Six of Finicum’s fellow militants, including Ammon Bundy, were arrested on Tuesday following the deadly shootout. OPB is also reporting Finicum’s death, citing multiple sources.

http://gawker.com/ammon-bundy-re...

Finicum, a rancher from northern Arizona, near the Utah border, had an amicable relationship with the Bureau of Land Management for most of his life, he told the St. George News last fall. However, after riding with Cliven Bundy during his 2014 standoff with the BLM, Finicum had a change of heart.

“After that incident, I had to do a lot of soul-searching,” Finicum said. “I realized that Cliven Bundy was standing on a very strong constitutional principle—and yet, here I was continuing to pay a grazing fee to the BLM.”

The 2014 grazing fee for Finicum’s allotment, some 17,000 acres primarily administered by the BLM, was $1,126, which he paid in advance. From the Oregonian:

The dispute centered on when Finicum was permitted to graze. The permit allowed 161 cattle to graze from October through May, but the BLM said Finicum was found grazing his cattle on the land in August, outside of the authorized period.

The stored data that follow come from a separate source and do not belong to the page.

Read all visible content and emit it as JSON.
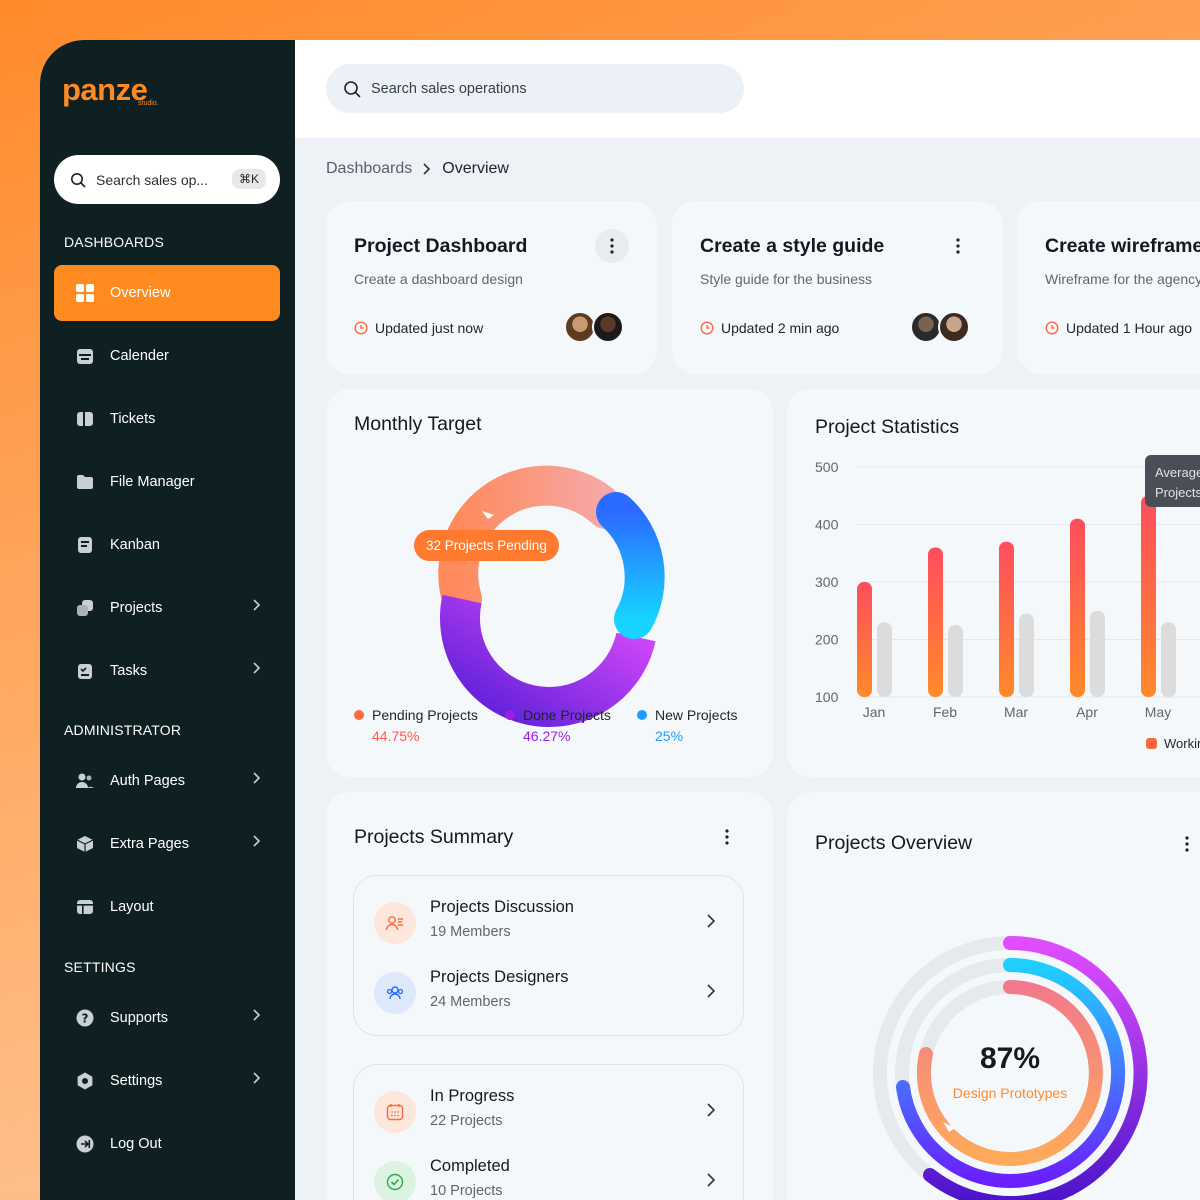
{
  "brand": {
    "logo": "panze",
    "logo_sub": "studio."
  },
  "sidebar": {
    "search_placeholder": "Search sales op...",
    "search_shortcut": "⌘K",
    "sections": {
      "dashboards": "DASHBOARDS",
      "administrator": "ADMINISTRATOR",
      "settings": "SETTINGS"
    },
    "items": [
      {
        "label": "Overview",
        "icon": "grid-icon",
        "active": true
      },
      {
        "label": "Calender",
        "icon": "calendar-icon"
      },
      {
        "label": "Tickets",
        "icon": "ticket-icon"
      },
      {
        "label": "File Manager",
        "icon": "folder-icon"
      },
      {
        "label": "Kanban",
        "icon": "kanban-icon"
      },
      {
        "label": "Projects",
        "icon": "projects-icon",
        "has_children": true
      },
      {
        "label": "Tasks",
        "icon": "tasks-icon",
        "has_children": true
      },
      {
        "label": "Auth Pages",
        "icon": "users-icon",
        "has_children": true
      },
      {
        "label": "Extra Pages",
        "icon": "box-icon",
        "has_children": true
      },
      {
        "label": "Layout",
        "icon": "layout-icon"
      },
      {
        "label": "Supports",
        "icon": "help-icon",
        "has_children": true
      },
      {
        "label": "Settings",
        "icon": "gear-icon",
        "has_children": true
      },
      {
        "label": "Log Out",
        "icon": "logout-icon"
      }
    ]
  },
  "topbar": {
    "search_placeholder": "Search sales operations"
  },
  "breadcrumb": {
    "parent": "Dashboards",
    "current": "Overview"
  },
  "task_cards": [
    {
      "title": "Project Dashboard",
      "subtitle": "Create a dashboard design",
      "updated": "Updated just now"
    },
    {
      "title": "Create a style guide",
      "subtitle": "Style guide for the business",
      "updated": "Updated 2 min ago"
    },
    {
      "title": "Create wireframe",
      "subtitle": "Wireframe for the agency",
      "updated": "Updated 1 Hour ago"
    }
  ],
  "monthly_target": {
    "title": "Monthly Target",
    "pending_tag": "32 Projects Pending",
    "legend": [
      {
        "label": "Pending Projects",
        "value": "44.75%",
        "color": "#ff6a3d"
      },
      {
        "label": "Done Projects",
        "value": "46.27%",
        "color": "#9b1fe0"
      },
      {
        "label": "New Projects",
        "value": "25%",
        "color": "#1e9bff"
      }
    ]
  },
  "project_statistics": {
    "title": "Project Statistics",
    "tooltip_line1": "Average",
    "tooltip_line2": "Projects",
    "legend_label": "Working",
    "chart_data": {
      "type": "bar",
      "categories": [
        "Jan",
        "Feb",
        "Mar",
        "Apr",
        "May"
      ],
      "series": [
        {
          "values": [
            300,
            360,
            370,
            410,
            450
          ],
          "color": "#ff6a3d"
        },
        {
          "values": [
            230,
            225,
            245,
            250,
            230
          ],
          "color": "#dcdcdc"
        }
      ],
      "yticks": [
        100,
        200,
        300,
        400,
        500
      ],
      "ylim": [
        100,
        500
      ]
    }
  },
  "projects_summary": {
    "title": "Projects Summary",
    "groups": [
      [
        {
          "title": "Projects Discussion",
          "subtitle": "19 Members",
          "icon": "user-list-icon"
        },
        {
          "title": "Projects Designers",
          "subtitle": "24 Members",
          "icon": "team-icon"
        }
      ],
      [
        {
          "title": "In Progress",
          "subtitle": "22 Projects",
          "icon": "calendar-grid-icon"
        },
        {
          "title": "Completed",
          "subtitle": "10 Projects",
          "icon": "check-circle-icon"
        }
      ]
    ]
  },
  "projects_overview": {
    "title": "Projects Overview",
    "percent": "87%",
    "label": "Design Prototypes"
  }
}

The agency issued Finicum a notice of trespass, then in October a notice of proposed decision that he was “in willful trespass.” Finicum has not gone to the local BLM office to resolve the dispute, the agency said, and he had accumulated about $12,000 in related fees. The case was handled administratively, and the BLM has not tried to impound his cattle.

Earlier this month, Finicum said that four foster children had been removed from his home as a result of “pressure from the feds.”

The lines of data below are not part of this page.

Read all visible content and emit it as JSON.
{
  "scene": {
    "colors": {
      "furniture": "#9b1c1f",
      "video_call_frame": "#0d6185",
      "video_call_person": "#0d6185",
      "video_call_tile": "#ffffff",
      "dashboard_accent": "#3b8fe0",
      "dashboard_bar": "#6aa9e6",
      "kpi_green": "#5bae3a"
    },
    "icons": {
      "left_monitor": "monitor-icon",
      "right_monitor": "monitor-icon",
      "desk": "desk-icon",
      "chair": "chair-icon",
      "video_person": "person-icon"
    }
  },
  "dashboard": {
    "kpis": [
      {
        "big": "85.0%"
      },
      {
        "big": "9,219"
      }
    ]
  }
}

Speaking from under the tarp on one of the first nights of the occupation, he told reporters that he would rather be killed than be arrested. “I have no intention of spending any of my days in a concrete box,” Finicum said. “There are things more important than your life and freedom is one of them...I’m prepared to defend freedom.”

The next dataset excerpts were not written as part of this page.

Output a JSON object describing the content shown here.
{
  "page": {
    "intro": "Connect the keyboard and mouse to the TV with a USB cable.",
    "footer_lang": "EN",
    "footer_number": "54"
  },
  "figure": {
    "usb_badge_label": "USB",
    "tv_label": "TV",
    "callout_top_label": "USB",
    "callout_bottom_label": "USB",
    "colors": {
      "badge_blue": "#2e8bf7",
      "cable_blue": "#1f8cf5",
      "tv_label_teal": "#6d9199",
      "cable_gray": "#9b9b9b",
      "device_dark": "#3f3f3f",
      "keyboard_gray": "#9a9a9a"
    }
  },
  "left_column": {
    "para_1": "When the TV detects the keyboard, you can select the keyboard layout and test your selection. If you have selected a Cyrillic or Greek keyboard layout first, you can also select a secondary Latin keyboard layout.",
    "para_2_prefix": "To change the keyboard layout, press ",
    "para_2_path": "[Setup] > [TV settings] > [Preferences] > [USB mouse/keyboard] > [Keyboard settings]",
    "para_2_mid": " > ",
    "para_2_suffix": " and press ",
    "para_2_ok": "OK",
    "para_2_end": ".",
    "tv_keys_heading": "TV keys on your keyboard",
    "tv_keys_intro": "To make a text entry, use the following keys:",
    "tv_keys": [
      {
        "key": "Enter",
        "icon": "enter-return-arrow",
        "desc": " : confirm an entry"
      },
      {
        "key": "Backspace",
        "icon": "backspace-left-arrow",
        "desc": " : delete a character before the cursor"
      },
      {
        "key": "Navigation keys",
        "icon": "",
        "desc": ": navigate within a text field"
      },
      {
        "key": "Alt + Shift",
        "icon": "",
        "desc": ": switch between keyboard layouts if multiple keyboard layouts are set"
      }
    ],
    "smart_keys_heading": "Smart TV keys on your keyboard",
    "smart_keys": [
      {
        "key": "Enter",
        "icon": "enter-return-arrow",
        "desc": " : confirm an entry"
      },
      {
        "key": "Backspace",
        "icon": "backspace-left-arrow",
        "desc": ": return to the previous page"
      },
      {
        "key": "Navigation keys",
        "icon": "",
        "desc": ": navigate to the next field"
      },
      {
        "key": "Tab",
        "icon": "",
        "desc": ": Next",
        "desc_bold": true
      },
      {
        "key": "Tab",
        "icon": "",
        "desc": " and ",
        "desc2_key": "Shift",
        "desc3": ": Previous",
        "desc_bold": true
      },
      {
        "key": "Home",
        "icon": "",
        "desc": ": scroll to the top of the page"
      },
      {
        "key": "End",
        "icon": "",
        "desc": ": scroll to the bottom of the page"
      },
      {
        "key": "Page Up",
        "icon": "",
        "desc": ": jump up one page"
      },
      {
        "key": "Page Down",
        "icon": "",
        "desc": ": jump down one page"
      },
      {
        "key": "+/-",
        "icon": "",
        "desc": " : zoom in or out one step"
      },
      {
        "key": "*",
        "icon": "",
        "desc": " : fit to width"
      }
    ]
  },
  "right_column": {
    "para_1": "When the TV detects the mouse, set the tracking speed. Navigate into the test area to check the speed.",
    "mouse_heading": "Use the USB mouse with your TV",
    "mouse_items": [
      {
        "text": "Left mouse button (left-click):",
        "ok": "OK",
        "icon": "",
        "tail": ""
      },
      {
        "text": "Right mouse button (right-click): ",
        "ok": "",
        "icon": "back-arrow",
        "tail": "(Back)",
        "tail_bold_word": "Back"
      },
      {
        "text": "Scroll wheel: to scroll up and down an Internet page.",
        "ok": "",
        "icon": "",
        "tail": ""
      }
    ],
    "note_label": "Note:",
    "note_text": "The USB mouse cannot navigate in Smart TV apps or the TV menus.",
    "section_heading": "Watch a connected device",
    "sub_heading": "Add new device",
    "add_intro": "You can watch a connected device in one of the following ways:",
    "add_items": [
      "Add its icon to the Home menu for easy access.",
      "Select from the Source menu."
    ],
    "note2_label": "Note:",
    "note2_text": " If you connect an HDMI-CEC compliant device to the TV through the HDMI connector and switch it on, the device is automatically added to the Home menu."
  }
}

Officials have not yet confirmed that it was Finicum who was killed, but reports of his death are being shared on the social media accounts of people associated with the Oregon occupiers, including Jon Ritzenheimer, who turned himself into police custody on Tuesday night in Arizona. Bundy-sympathizer and Nevada state Rep. Michele Fiore told an OPB reporter that it was Finicum who was killed.